D’après la préfecture, une vingtaine de personnes migrantes présentes dans le campement « ont été indisposées », et ont « pu bénéficier d’une proposition de prise en charge » par les pompiers et le SAMU. « Aucune situation examinée par les services de secours n’a nécessité de prise en charge médicale à ce stade », précise la préfecture.

« Aucune évacuation n’a été mise en place »

Amélie Moyart, présente sur le camp de Loon-Plage lundi après-midi, nuance cette version des faits. « Les policiers ont crié : ‘On évacue, on évacue. On reste pas là, c’est dangereux’. Mais ils ne menaient pas l’opération d’évacuation eux-mêmes », raconte la coordinatrice d’Utopia 56.
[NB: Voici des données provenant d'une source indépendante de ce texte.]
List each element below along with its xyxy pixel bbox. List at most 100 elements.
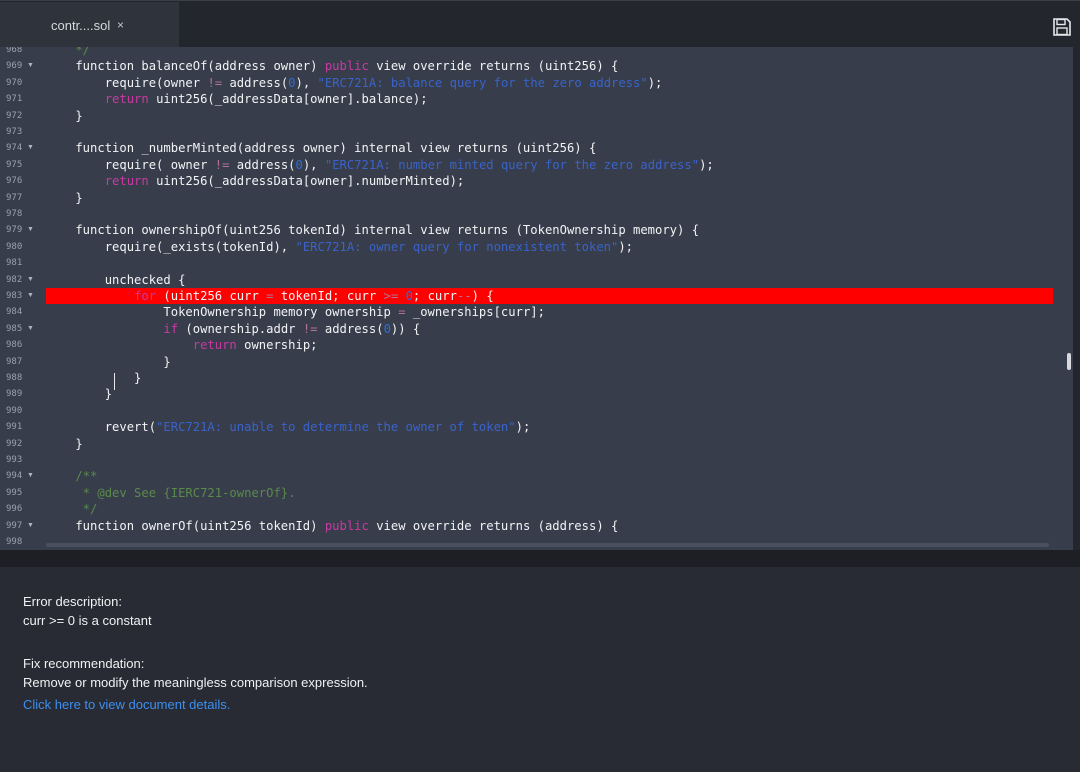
code-line[interactable] xyxy=(46,124,1056,140)
code-token: (uint256 curr xyxy=(156,289,267,303)
code-token: function _numberMinted(address owner) in… xyxy=(46,141,597,156)
code-line[interactable]: function ownerOf(uint256 tokenId) public… xyxy=(46,518,1056,534)
line-number: 970 xyxy=(6,77,23,88)
code-token: if xyxy=(163,321,179,336)
code-token: "ERC721A: owner query for nonexistent to… xyxy=(295,239,619,254)
code-token: (ownership.addr xyxy=(178,321,303,336)
code-line[interactable]: return uint256(_addressData[owner].balan… xyxy=(46,91,1056,107)
fold-toggle-icon[interactable]: ▼ xyxy=(27,140,34,156)
code-line[interactable]: } xyxy=(46,386,1056,402)
code-line[interactable] xyxy=(46,534,1056,550)
code-token: ; curr xyxy=(412,289,457,303)
code-token: "ERC721A: balance query for the zero add… xyxy=(317,75,648,90)
code-line[interactable]: } xyxy=(46,370,1056,386)
fold-toggle-icon[interactable]: ▼ xyxy=(27,272,34,288)
fold-toggle-icon[interactable]: ▼ xyxy=(27,288,34,304)
code-line[interactable]: function balanceOf(address owner) public… xyxy=(46,58,1056,74)
code-line[interactable]: require(owner != address(0), "ERC721A: b… xyxy=(46,75,1056,91)
line-number: 994 xyxy=(6,471,23,482)
document-details-link[interactable]: Click here to view document details. xyxy=(23,697,230,712)
line-number: 995 xyxy=(6,487,23,498)
code-line[interactable]: */ xyxy=(46,47,1056,58)
code-token: return xyxy=(104,92,149,107)
code-line[interactable] xyxy=(46,452,1056,468)
code-token: require( owner xyxy=(46,157,215,172)
code-token: 0 xyxy=(405,289,413,303)
code-line[interactable]: require(_exists(tokenId), "ERC721A: owne… xyxy=(46,239,1056,255)
panel-divider[interactable] xyxy=(0,550,1080,567)
error-highlighted-line[interactable]: for (uint256 curr = tokenId; curr >= 0; … xyxy=(46,288,1053,304)
code-token: address( xyxy=(229,157,296,172)
line-number: 969 xyxy=(6,61,23,72)
code-line[interactable]: } xyxy=(46,436,1056,452)
code-line[interactable] xyxy=(46,255,1056,271)
line-number: 973 xyxy=(6,127,23,137)
code-token: ownership; xyxy=(236,338,318,353)
code-line[interactable]: } xyxy=(46,190,1056,206)
code-token: /** xyxy=(46,469,98,484)
code-token: view override returns (uint256) { xyxy=(368,59,619,74)
close-icon[interactable]: × xyxy=(117,18,124,32)
code-token: function balanceOf(address owner) xyxy=(46,59,325,74)
code-line[interactable]: */ xyxy=(46,501,1056,517)
tab-label: contr....sol xyxy=(51,18,111,33)
code-editor[interactable]: 968 969 ▼ 970 971 972 973 974 ▼ 975 976 977 978 979 ▼ 9… xyxy=(0,47,1073,550)
code-line[interactable]: TokenOwnership memory ownership = _owner… xyxy=(46,304,1056,320)
code-token: unchecked { xyxy=(46,272,186,287)
code-token: public xyxy=(324,518,369,533)
fold-toggle-icon[interactable]: ▼ xyxy=(27,222,34,238)
code-line[interactable] xyxy=(46,403,1056,419)
line-number: 979 xyxy=(6,225,23,236)
line-number: 992 xyxy=(6,438,23,449)
line-number: 981 xyxy=(6,258,23,269)
code-line[interactable]: * @dev See {IERC721-ownerOf}. xyxy=(46,485,1056,501)
code-token: ), xyxy=(302,157,325,172)
code-token: uint256(_addressData[owner].balance); xyxy=(148,92,428,107)
code-token: ) { xyxy=(471,289,494,303)
fold-toggle-icon[interactable]: ▼ xyxy=(27,518,34,534)
code-token: public xyxy=(324,59,369,74)
code-token: */ xyxy=(46,502,98,517)
code-token: uint256(_addressData[owner].numberMinted… xyxy=(148,174,465,189)
code-line[interactable]: function _numberMinted(address owner) in… xyxy=(46,140,1056,156)
fix-recommendation-text: Remove or modify the meaningless compari… xyxy=(23,675,368,690)
code-token: view override returns (address) { xyxy=(368,518,619,533)
code-area[interactable]: */ function balanceOf(address owner) pub… xyxy=(46,47,1073,550)
code-token: */ xyxy=(46,47,91,57)
code-line[interactable]: return uint256(_addressData[owner].numbe… xyxy=(46,173,1056,189)
line-number: 985 xyxy=(6,323,23,334)
fold-toggle-icon[interactable]: ▼ xyxy=(27,321,34,337)
vertical-scrollbar[interactable] xyxy=(1067,353,1071,370)
line-number: 998 xyxy=(6,537,23,547)
code-line[interactable]: if (ownership.addr != address(0)) { xyxy=(46,321,1056,337)
code-line[interactable]: return ownership; xyxy=(46,337,1056,353)
tab-contract-file[interactable]: contr....sol × xyxy=(0,2,179,48)
code-token: _ownerships[curr]; xyxy=(405,305,545,320)
code-token: } xyxy=(46,108,83,123)
line-number: 971 xyxy=(6,94,23,105)
line-number: 986 xyxy=(6,340,23,351)
code-line[interactable]: } xyxy=(46,108,1056,124)
code-line[interactable]: revert("ERC721A: unable to determine the… xyxy=(46,419,1056,435)
line-number: 991 xyxy=(6,422,23,433)
code-line[interactable]: /** xyxy=(46,468,1056,484)
code-token: } xyxy=(46,371,142,385)
code-line[interactable] xyxy=(46,206,1056,222)
code-token: ); xyxy=(515,420,531,435)
fold-toggle-icon[interactable]: ▼ xyxy=(27,58,34,74)
fold-toggle-icon[interactable]: ▼ xyxy=(27,468,34,484)
horizontal-scrollbar[interactable] xyxy=(46,543,1049,547)
code-token: require(owner xyxy=(46,75,208,90)
code-line[interactable]: } xyxy=(46,354,1056,370)
code-token: "ERC721A: unable to determine the owner … xyxy=(156,420,516,435)
line-number: 988 xyxy=(6,373,23,383)
code-token: >= xyxy=(383,289,399,303)
save-icon[interactable] xyxy=(1052,17,1072,37)
code-token: ); xyxy=(699,157,714,172)
code-line[interactable]: require( owner != address(0), "ERC721A: … xyxy=(46,157,1056,173)
code-line[interactable]: unchecked { xyxy=(46,272,1056,288)
line-number-gutter: 968 969 ▼ 970 971 972 973 974 ▼ 975 976 977 978 979 ▼ 9… xyxy=(0,47,46,550)
code-line[interactable]: function ownershipOf(uint256 tokenId) in… xyxy=(46,222,1056,238)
Le temps que les pompiers se déploient et interviennent auprès des exilés, « aucune évacuation n’a été mise en place », regrette-t-elle. Plus tard, « le nuage s’est dispersé, vers 18h30 ».
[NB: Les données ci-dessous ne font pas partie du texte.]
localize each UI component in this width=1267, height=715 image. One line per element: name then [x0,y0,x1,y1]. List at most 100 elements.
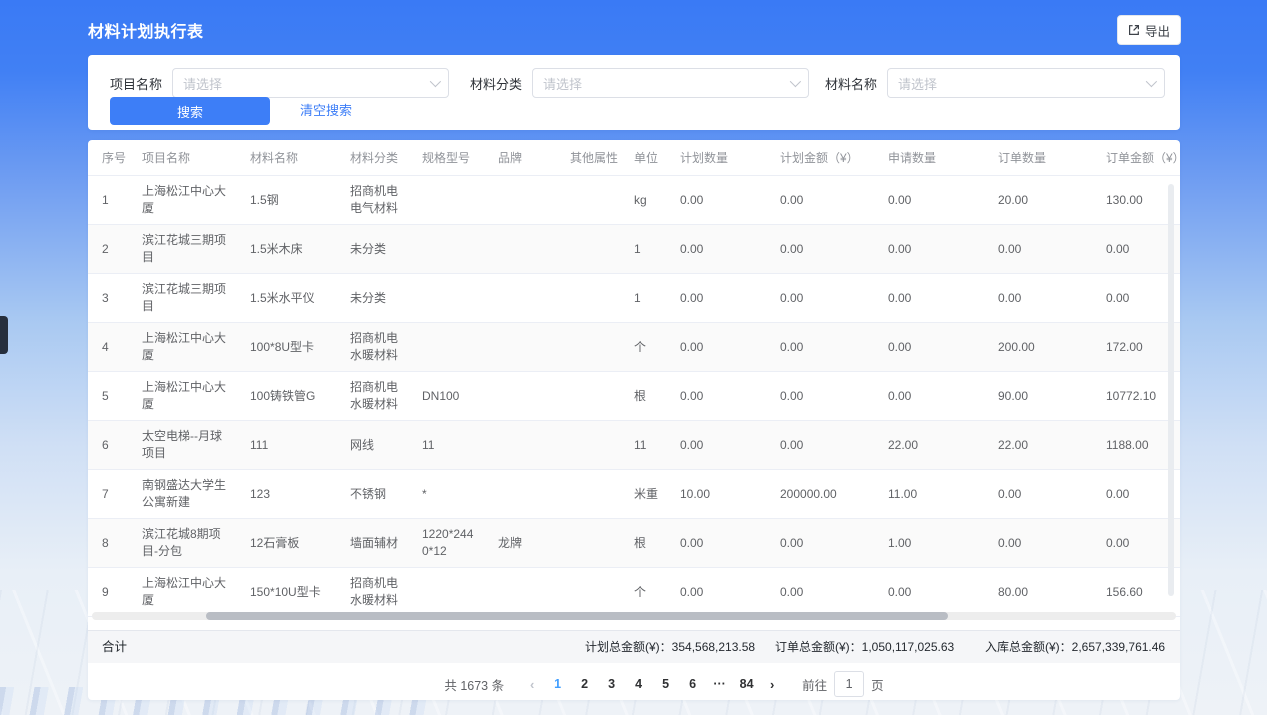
table-cell-name: 123 [240,470,340,518]
table-cell-other [560,470,624,518]
cell-apply_qty: 1.00 [888,535,911,552]
table-cell-plan_amt: 0.00 [770,176,878,224]
pager-page-84[interactable]: 84 [733,671,760,697]
cell-project: 滨江花城三期项目 [142,232,230,266]
pager-more-icon[interactable]: ··· [706,671,733,697]
table-cell-other [560,568,624,616]
table-cell-plan_amt: 0.00 [770,421,878,469]
pager-page-1[interactable]: 1 [544,671,571,697]
category-select[interactable]: 请选择 [532,68,809,98]
cell-order_qty: 0.00 [998,535,1021,552]
table-cell-name: 150*10U型卡 [240,568,340,616]
table-cell-apply_qty: 0.00 [878,323,988,371]
cell-apply_qty: 22.00 [888,437,918,454]
pager-page-2[interactable]: 2 [571,671,598,697]
horizontal-scrollbar-thumb[interactable] [206,612,948,620]
pager-page-3[interactable]: 3 [598,671,625,697]
filter-project: 项目名称 请选择 [110,68,449,98]
pager-page-5[interactable]: 5 [652,671,679,697]
cell-category: 招商机电水暖材料 [350,575,402,609]
inbound-total-amount: 入库总金额(¥)：2,657,339,761.46 [985,631,1165,664]
chevron-down-icon [430,76,441,87]
cell-name: 1.5米水平仪 [250,290,315,307]
cell-project: 滨江花城三期项目 [142,281,230,315]
project-select[interactable]: 请选择 [172,68,449,98]
table-row: 9上海松江中心大厦150*10U型卡招商机电水暖材料个0.000.000.008… [88,568,1180,617]
table-cell-project: 滨江花城三期项目 [132,274,240,322]
pager-pages: 123456···84 [544,671,760,697]
table-cell-idx: 6 [88,421,132,469]
table-cell-apply_qty: 0.00 [878,372,988,420]
column-header-apply_qty: 申请数量 [878,149,988,166]
pager-page-6[interactable]: 6 [679,671,706,697]
table-cell-apply_qty: 11.00 [878,470,988,518]
clear-search-link[interactable]: 清空搜索 [300,97,352,125]
project-select-placeholder: 请选择 [183,74,222,93]
cell-order_qty: 0.00 [998,486,1021,503]
column-header-idx: 序号 [88,149,132,166]
cell-unit: 个 [634,584,646,601]
category-select-placeholder: 请选择 [543,74,582,93]
column-header-name: 材料名称 [240,149,340,166]
table-cell-other [560,519,624,567]
table-cell-other [560,372,624,420]
cell-order_qty: 80.00 [998,584,1028,601]
goto-page-input[interactable] [834,671,864,697]
table-cell-plan_qty: 0.00 [670,176,770,224]
table-cell-brand [488,470,560,518]
column-header-category: 材料分类 [340,149,412,166]
cell-name: 111 [250,437,268,454]
table-cell-category: 招商机电电气材料 [340,176,412,224]
cell-project: 上海松江中心大厦 [142,330,230,364]
chevron-left-icon[interactable]: ‹ [520,677,544,692]
material-select[interactable]: 请选择 [887,68,1165,98]
table-cell-unit: 1 [624,274,670,322]
search-button[interactable]: 搜索 [110,97,270,125]
table-cell-unit: 米重 [624,470,670,518]
cell-idx: 1 [102,192,109,209]
table-cell-category: 网线 [340,421,412,469]
cell-order_amt: 130.00 [1106,192,1143,209]
cell-plan_amt: 0.00 [780,192,803,209]
table-row: 7南钢盛达大学生公寓新建123不锈钢*米重10.00200000.0011.00… [88,470,1180,519]
vertical-scrollbar[interactable] [1168,184,1174,596]
material-filter-label: 材料名称 [825,74,877,93]
filter-category: 材料分类 请选择 [470,68,809,98]
table-cell-plan_amt: 0.00 [770,274,878,322]
cell-plan_amt: 0.00 [780,290,803,307]
table-cell-plan_amt: 0.00 [770,519,878,567]
table-cell-name: 12石膏板 [240,519,340,567]
page-unit-label: 页 [871,675,884,694]
category-filter-label: 材料分类 [470,74,522,93]
goto-label: 前往 [802,675,827,694]
table-cell-order_qty: 22.00 [988,421,1096,469]
horizontal-scrollbar-track[interactable] [92,612,1176,620]
table-cell-order_qty: 0.00 [988,274,1096,322]
chevron-right-icon[interactable]: › [760,677,784,692]
table-cell-category: 墙面辅材 [340,519,412,567]
cell-name: 1.5米木床 [250,241,303,258]
cell-project: 太空电梯--月球项目 [142,428,230,462]
export-button[interactable]: 导出 [1117,15,1181,45]
cell-idx: 3 [102,290,109,307]
cell-plan_qty: 0.00 [680,584,703,601]
pager-page-4[interactable]: 4 [625,671,652,697]
table-cell-apply_qty: 0.00 [878,274,988,322]
table-cell-idx: 1 [88,176,132,224]
cell-category: 招商机电电气材料 [350,183,402,217]
inbound-total-label: 入库总金额(¥)： [985,640,1072,654]
table-cell-order_qty: 80.00 [988,568,1096,616]
cell-apply_qty: 0.00 [888,388,911,405]
side-drawer-handle[interactable] [0,316,8,354]
column-header-brand: 品牌 [488,149,560,166]
table-cell-category: 招商机电水暖材料 [340,568,412,616]
table-cell-project: 上海松江中心大厦 [132,372,240,420]
table-cell-category: 招商机电水暖材料 [340,323,412,371]
table-cell-plan_qty: 10.00 [670,470,770,518]
table-cell-spec [412,176,488,224]
table-cell-plan_amt: 0.00 [770,323,878,371]
table-cell-idx: 3 [88,274,132,322]
cell-order_qty: 200.00 [998,339,1035,356]
pagination-total: 共 1673 条 [444,675,504,694]
column-header-unit: 单位 [624,149,670,166]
Mardi matin, « on a rencontré une personne qui nous a dit avoir eu des vomissements », témoigne en outre la responsable associative. Mais beaucoup d’exilés, comme cette personne, ne se rendent pas à l’hôpital par « peur des autorités » et n’ont « aucune confiance dans les secours », explique-t-elle.

Gale, plaies surinfectées, infections urinaires : dans le camp de Loon-Plage, une crise humanitaire due à l’absence d’eau potable

Actuellement, entre 100 et 150 personnes survivent sur le campement dans des conditions difficiles, sans accès à l’eau. Les origines sont variées : Kurdes d’Irak, Afghans, Pakistanais, Soudanais, Égyptiens, Indiens… Parmi ces personnes, « il y a plusieurs familles. Certaines sont parties dans des CAES au cours du week-end », indique encore Aurélie Moyart.